Figure 1. The difference between the core CPI and the index for energy between 1960 and 2012. There are three periods of linear trend and three turning periods. The most recent turning point was in 2008.

Figure 2 provides a detailed view of the most recent period. The energy index grew much faster than the core CPI between 2001 and 2008. Linear regression gives a slope of -14 for the difference curve. This assumes that the energy index grew by 14 units faster every year than the core CPI.  Since August 2005, the energy price volatility has been at an elevated level and one can likely classify the past seven years as a period of bifurcation. Currently, there is no clear indication of the direction and slope of the next linear trend, however. At the same time, the consumer price index of energy likely reached its peak value in 2007. We expect no further increase in oil price beyond that dictated by the overall price increase. We also expect the current volatility period is close to its natural end  and the difference of the core and energy CPI will be growing along the new trend shown by green line in Figure 2. 

Figure 2. Same as in Figure 1, for the period after 2002. Linear trends are shown. 

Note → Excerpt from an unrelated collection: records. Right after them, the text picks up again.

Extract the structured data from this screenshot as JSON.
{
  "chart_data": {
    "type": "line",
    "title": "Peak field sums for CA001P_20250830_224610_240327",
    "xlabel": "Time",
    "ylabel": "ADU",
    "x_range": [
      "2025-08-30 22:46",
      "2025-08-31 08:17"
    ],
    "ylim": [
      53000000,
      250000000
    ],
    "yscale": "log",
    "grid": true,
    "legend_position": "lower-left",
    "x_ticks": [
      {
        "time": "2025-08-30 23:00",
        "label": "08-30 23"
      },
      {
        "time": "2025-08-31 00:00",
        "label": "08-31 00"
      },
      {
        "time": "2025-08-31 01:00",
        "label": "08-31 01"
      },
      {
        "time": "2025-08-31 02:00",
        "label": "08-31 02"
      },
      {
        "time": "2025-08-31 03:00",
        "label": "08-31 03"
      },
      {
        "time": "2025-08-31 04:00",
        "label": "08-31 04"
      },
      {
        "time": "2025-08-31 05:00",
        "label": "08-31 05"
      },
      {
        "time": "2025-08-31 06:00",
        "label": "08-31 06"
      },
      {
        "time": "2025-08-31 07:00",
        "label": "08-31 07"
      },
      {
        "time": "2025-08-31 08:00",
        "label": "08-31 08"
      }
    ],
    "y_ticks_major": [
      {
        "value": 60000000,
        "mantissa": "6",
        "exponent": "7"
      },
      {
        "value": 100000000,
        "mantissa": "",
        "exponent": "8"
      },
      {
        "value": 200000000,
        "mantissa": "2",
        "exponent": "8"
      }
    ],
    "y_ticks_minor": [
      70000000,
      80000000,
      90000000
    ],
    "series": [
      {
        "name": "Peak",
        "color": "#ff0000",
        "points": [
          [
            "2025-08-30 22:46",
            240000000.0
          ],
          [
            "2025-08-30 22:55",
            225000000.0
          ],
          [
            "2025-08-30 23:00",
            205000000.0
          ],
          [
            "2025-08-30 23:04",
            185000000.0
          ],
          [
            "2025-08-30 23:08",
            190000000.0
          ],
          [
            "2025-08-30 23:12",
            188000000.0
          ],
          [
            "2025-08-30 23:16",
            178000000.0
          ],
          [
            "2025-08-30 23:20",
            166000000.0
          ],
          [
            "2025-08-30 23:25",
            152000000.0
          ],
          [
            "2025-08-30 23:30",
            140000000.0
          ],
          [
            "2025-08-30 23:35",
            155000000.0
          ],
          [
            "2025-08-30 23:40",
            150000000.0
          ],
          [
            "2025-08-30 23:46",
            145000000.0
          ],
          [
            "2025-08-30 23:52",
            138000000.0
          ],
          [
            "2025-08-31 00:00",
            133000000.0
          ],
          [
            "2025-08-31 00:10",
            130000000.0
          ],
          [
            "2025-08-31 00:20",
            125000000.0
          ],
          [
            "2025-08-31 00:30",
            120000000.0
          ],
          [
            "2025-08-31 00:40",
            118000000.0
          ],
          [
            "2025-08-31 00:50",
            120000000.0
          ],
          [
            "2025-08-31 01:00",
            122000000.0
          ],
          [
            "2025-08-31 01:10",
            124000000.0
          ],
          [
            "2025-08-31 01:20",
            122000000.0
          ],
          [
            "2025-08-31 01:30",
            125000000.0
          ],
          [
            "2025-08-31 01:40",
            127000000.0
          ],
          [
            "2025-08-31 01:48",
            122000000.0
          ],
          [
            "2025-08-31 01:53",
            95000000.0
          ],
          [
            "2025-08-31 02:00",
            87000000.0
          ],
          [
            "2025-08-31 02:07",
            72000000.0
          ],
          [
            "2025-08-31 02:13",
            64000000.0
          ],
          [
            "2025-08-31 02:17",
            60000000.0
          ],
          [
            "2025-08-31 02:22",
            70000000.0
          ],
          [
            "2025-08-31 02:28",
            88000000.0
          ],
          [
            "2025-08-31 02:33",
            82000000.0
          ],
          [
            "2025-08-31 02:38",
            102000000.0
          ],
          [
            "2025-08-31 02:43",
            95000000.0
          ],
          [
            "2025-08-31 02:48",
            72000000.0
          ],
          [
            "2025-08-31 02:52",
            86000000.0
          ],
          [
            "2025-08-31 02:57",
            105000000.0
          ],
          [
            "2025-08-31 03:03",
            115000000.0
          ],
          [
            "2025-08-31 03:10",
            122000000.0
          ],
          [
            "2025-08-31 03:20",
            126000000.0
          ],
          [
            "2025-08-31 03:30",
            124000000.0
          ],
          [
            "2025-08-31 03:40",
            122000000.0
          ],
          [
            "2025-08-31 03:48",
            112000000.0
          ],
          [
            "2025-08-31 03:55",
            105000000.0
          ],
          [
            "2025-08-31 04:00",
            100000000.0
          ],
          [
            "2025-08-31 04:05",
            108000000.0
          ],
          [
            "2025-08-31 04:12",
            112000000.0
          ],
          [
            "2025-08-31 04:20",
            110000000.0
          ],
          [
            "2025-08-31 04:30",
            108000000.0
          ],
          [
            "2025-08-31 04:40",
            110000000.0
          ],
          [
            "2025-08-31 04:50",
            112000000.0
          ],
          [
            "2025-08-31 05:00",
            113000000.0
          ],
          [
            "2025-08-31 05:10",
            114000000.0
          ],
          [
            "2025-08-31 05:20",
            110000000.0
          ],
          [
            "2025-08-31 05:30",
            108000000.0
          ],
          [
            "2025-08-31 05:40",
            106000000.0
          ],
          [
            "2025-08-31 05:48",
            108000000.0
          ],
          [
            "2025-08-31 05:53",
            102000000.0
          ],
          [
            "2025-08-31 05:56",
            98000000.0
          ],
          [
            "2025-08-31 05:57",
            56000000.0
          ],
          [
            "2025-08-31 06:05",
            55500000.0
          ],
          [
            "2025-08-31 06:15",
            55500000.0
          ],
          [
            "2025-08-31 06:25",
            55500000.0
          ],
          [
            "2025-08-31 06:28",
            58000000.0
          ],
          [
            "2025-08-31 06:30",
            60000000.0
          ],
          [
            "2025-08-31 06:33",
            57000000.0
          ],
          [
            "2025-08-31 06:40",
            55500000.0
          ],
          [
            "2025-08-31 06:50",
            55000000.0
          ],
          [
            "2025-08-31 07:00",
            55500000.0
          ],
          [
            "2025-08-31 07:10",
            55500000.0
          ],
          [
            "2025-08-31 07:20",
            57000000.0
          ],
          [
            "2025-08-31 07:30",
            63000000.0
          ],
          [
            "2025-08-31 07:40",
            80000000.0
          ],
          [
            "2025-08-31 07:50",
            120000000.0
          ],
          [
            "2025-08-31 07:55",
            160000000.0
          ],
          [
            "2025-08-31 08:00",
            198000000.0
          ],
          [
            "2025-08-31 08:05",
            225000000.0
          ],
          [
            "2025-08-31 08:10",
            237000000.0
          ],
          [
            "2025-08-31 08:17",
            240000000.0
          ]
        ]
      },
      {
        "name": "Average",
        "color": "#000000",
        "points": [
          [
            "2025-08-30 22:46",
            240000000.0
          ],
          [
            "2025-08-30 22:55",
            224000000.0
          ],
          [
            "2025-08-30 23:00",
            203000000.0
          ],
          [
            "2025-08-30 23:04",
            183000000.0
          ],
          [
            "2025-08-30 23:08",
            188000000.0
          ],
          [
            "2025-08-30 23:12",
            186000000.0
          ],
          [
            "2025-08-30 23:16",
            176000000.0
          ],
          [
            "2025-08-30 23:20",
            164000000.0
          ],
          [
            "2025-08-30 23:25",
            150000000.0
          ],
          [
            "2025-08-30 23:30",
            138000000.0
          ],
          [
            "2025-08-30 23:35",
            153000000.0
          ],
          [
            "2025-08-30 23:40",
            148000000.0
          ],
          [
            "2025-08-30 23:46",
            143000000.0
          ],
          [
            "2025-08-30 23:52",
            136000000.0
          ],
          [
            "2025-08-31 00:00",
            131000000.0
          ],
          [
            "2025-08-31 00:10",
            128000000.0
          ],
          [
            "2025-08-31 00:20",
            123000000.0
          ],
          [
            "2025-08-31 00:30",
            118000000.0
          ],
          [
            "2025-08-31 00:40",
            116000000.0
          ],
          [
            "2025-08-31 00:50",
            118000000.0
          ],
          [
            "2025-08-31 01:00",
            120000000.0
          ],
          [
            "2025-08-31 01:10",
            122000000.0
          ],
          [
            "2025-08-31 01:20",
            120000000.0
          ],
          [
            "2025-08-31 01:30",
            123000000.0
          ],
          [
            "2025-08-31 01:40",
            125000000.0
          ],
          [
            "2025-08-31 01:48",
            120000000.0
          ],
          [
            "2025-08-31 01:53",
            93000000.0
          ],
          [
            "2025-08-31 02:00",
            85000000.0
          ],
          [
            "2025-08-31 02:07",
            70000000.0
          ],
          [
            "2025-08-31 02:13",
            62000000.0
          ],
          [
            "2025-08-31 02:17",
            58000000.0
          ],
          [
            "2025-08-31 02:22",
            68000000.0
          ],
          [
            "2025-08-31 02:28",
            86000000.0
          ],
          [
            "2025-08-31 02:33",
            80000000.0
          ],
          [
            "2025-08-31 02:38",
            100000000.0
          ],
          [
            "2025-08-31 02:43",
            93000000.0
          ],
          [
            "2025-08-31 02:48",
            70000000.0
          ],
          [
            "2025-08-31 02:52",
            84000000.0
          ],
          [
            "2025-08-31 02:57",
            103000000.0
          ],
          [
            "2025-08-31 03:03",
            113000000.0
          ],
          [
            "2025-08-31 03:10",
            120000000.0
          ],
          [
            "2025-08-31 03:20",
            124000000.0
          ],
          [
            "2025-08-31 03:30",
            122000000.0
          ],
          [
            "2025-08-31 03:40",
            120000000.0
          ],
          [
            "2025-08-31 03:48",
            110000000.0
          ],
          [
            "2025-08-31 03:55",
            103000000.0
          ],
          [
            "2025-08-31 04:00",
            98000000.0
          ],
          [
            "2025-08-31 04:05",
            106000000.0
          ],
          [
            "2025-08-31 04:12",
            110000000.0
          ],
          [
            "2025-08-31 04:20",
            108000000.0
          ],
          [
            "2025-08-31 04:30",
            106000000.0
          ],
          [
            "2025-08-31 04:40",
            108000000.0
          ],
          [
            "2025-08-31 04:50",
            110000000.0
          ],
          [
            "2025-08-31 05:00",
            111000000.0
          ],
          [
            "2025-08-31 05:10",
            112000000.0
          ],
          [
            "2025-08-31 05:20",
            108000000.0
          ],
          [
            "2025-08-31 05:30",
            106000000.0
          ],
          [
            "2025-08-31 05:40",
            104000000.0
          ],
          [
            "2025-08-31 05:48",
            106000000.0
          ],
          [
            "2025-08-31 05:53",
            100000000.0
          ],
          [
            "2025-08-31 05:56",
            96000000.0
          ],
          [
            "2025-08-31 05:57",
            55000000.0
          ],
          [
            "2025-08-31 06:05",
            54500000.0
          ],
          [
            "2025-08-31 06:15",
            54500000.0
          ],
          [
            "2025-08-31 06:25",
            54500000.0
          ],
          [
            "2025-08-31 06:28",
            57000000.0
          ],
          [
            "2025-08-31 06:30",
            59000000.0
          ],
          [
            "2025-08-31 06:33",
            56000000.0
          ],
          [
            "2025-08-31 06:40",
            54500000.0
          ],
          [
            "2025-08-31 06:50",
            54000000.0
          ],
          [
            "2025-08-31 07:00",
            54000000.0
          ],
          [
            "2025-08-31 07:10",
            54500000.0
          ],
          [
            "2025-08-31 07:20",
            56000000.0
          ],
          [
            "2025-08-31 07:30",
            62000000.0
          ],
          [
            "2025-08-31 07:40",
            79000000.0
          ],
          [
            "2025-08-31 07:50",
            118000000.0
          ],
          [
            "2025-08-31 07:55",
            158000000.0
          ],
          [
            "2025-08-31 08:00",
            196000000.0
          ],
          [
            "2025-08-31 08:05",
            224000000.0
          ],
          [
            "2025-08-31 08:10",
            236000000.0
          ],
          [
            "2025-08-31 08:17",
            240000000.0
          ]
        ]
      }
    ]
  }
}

We used only absolute difference so far. It is instructive to analyze the difference in relative terms and we have normalized the difference to the core CPI. Figure 3 illustrates the new pattern. In contrast to Figure 1, the amplitudes and periods of long term fluctuations are similar and the overall evolution seems to be repeatable. Figure 4 exercises the assumption of repeatability. We have shifted the original curve by 27 years ahead and obtained a striking similarity in the amplitude and timing of the energy price falls and rises. Figure 5 shows a detailed picture. From the red curve, one can expect an energy cliff any time soon, as it was observed 27 years ago. The energy index may return to the long term sustainable trend stretching into the 2020s. The era of low energy prices is coming.     

Figure 3. The difference between the core and energy CPIs normalized to the core CPI.

Figure 4. Same as in Figure 3 with red curve representing the original (black) curve shifted 27 years ahead.   

Figure 5. An energy cliff is coming?